Loan easing 'not enough for first-timers'

Bindi Norwell. Photo: Linda Robertson
Bindi Norwell. Photo: Linda Robertson

Easing the lending restrictions on banks will only make a minimal difference to first home buyers, a real estate industry body says.

The Reserve Bank this morning said it would ease the lending restrictions on bank lending to home buyers and property investors from January.

The change will increase the cap on banks from 10 percent to 15 percent for new mortgage lending to owner occupiers.

Currently no more than 10 percent of loans can go to owner occupiers with a deposit of less than 20 percent.

It will also ease the restrictions for investors.

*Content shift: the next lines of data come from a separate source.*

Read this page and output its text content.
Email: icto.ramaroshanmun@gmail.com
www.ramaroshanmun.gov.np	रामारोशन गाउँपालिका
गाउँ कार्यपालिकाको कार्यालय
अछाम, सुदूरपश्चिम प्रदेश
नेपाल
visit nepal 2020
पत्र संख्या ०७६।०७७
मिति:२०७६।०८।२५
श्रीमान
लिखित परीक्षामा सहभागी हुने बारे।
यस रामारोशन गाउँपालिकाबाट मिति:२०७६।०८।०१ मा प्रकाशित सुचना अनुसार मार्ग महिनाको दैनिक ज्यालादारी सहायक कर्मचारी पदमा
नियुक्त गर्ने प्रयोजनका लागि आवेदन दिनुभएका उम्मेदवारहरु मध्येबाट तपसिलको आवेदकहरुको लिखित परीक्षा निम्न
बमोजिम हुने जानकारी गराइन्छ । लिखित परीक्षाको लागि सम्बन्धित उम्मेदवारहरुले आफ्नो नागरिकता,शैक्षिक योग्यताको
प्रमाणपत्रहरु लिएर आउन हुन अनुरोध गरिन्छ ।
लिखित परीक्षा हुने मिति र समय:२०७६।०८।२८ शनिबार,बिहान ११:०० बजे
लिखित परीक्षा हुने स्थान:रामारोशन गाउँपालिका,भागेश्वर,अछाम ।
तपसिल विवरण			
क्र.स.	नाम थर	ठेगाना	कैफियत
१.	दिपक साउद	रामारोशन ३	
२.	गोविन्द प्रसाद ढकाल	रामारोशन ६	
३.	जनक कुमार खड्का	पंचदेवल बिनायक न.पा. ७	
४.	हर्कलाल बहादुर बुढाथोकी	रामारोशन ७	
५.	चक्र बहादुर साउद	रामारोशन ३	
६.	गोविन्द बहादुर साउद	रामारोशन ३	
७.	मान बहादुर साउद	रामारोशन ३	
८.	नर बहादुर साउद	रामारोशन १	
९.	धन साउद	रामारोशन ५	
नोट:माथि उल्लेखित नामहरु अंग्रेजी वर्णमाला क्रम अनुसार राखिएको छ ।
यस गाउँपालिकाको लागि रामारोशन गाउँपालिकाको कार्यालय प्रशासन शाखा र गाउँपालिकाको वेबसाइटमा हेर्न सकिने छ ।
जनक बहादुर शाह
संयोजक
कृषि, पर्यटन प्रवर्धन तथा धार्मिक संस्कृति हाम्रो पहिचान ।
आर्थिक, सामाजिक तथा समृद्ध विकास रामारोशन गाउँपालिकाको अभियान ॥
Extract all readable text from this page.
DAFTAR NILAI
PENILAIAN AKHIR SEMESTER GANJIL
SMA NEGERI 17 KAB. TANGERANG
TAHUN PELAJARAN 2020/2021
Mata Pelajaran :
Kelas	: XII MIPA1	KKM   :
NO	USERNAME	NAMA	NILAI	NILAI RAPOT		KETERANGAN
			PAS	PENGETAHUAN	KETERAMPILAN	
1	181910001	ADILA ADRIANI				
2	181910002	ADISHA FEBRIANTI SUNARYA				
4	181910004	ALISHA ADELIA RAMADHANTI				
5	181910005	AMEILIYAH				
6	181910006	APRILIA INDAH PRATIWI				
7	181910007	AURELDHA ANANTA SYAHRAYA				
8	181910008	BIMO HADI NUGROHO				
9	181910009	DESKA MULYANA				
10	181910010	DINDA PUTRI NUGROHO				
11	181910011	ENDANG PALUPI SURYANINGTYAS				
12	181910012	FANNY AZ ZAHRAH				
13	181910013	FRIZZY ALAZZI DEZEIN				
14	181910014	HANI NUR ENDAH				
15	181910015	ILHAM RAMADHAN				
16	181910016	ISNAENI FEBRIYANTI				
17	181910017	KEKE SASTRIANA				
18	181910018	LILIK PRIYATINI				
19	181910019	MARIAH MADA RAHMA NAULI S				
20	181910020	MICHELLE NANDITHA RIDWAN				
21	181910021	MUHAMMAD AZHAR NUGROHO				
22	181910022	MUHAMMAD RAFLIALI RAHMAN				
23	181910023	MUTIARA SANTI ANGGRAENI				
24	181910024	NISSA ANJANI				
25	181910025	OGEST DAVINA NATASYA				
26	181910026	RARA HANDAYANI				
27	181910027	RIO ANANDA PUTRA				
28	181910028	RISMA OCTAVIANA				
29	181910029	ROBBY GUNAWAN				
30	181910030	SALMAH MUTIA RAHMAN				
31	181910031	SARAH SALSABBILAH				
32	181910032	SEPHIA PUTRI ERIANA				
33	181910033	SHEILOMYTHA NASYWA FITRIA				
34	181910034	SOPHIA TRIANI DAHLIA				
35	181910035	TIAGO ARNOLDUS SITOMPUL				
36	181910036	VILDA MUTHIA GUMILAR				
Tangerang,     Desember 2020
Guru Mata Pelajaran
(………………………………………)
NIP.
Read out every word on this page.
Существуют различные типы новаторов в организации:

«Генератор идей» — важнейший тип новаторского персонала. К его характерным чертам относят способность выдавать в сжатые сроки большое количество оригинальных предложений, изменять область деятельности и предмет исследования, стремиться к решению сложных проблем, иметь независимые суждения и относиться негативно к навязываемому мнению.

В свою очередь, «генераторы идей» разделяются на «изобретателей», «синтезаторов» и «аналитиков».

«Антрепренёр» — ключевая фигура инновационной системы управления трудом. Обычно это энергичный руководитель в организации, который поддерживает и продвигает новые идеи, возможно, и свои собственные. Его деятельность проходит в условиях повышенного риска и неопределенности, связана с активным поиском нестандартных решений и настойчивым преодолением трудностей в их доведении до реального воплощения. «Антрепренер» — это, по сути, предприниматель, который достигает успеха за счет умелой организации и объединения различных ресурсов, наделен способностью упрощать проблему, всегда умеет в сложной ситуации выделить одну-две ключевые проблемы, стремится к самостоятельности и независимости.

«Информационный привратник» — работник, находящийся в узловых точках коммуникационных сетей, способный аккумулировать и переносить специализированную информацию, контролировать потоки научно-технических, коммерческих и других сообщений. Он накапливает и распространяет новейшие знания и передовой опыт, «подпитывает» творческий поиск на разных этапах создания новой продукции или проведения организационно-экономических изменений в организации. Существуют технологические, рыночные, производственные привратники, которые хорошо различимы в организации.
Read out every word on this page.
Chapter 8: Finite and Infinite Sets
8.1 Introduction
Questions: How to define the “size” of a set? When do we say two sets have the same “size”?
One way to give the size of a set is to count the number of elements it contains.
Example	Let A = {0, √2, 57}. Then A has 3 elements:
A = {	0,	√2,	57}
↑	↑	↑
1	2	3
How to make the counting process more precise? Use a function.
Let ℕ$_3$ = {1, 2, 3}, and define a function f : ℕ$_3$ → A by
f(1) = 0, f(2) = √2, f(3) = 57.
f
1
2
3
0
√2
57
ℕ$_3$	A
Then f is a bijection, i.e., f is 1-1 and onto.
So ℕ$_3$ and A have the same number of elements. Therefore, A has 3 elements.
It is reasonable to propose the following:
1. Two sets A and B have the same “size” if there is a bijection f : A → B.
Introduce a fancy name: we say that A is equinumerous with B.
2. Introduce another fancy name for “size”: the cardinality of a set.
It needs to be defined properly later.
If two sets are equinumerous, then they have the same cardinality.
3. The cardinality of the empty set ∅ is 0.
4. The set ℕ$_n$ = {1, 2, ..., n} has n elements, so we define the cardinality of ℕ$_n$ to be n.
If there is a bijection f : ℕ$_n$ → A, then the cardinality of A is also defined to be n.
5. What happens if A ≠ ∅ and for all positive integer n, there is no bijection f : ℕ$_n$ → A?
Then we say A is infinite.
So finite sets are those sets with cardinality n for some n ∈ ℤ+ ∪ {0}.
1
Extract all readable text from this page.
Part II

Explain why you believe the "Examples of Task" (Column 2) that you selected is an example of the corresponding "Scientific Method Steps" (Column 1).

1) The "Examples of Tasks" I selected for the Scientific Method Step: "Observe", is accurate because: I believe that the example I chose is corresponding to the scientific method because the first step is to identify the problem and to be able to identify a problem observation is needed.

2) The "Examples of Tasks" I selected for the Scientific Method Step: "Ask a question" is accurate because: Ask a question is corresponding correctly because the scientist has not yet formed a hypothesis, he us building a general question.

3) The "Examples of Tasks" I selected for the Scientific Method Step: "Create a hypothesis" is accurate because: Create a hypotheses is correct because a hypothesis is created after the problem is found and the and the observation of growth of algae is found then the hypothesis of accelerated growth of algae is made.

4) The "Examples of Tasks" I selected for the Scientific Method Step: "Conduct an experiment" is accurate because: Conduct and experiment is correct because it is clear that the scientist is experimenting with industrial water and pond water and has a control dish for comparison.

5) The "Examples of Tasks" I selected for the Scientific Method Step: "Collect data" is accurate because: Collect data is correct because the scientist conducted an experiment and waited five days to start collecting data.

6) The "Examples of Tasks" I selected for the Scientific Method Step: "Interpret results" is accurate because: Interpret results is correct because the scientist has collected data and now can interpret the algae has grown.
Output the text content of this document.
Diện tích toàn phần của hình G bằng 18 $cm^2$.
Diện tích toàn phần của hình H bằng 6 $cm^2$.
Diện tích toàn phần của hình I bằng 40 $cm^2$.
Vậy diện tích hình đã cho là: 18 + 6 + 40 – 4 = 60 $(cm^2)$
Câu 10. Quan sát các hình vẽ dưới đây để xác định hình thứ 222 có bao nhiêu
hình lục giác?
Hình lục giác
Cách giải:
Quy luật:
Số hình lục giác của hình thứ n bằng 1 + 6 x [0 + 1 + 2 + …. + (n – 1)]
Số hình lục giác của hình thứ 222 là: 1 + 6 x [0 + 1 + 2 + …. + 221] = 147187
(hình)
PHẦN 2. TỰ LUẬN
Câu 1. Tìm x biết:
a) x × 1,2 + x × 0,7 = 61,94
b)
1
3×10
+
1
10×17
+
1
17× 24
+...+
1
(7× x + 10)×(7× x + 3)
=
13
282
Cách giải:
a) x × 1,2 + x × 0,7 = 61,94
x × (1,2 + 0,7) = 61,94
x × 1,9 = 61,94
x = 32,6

At the moment only 5 percent of lending is to investors who have a deposit of less than 40 percent.

That will alter slightly to allow those with deposits of less than 35 percent for no more than 5 percent of investor lending.

But Bindi Norwell, chief executive of the Real Estate Institute of New Zealand (REINZ), said it was surprised and concerned that the loan-to-value ratio remained the same for first home buyers, with most still needing to have a 20 percent deposit.

"For some months now, the institute has been calling for a review for first time buyers to make it easier for them to get a foot on the property ladder.

"We constantly receive feedback from our members around the country that for many young couples, saving a 20 percent deposit is just too much for them - especially when they're already paying rent.

"With a median house price of $530,000 in New Zealand, this means a deposit of $106,000 is needed. In Auckland, with a median house price of $850,000, this is a deposit of $170,000.

"Today's announcement only provides minimal assistance to help first-time buyers who are desperate to achieve their property dreams."

Norwell said while the lift in the bank lending cap from 10 percent to 15 percent would make it easier for banks to be more flexible, she questioned whether the banks would ease restrictions for first-time buyers in line with the recommendations or keep lending at current levels.

Bruce Patten, a mortgage broker at Loan Market, said what impact the change would have really came down to the banks.

"They have definitely got the funds - but whether they have got the appetite to lend it."

Patten said the banks were currently running at about 8 percent of new lending to those with a deposit of less than 20 percent.

He said one bank was doing virtually no lending at under 20 percent, another two were doing some lending up to 15 percent while the fourth bank changed from week to week.

Patten hoped the easing would encourage all the major banks to re-open their lending to those with a deposit of just 10 percent and to firm up pre-approvals which would give buyers more certainty about how much they could borrow.

"I hope it will be enough. It is a pretty tentative door-opener."

Patten said he believed the cap should have gone up to 20 percent for first home buyers and nothing for investors.

He believed the change for investors - allowing a small number to have a deposit of under 35 percent wouldn't have any impact.

"I think it is almost completely a waste of time."

But he said it was up to the banks now whether they relaxed lending or sat on their hands like they had for the past few months.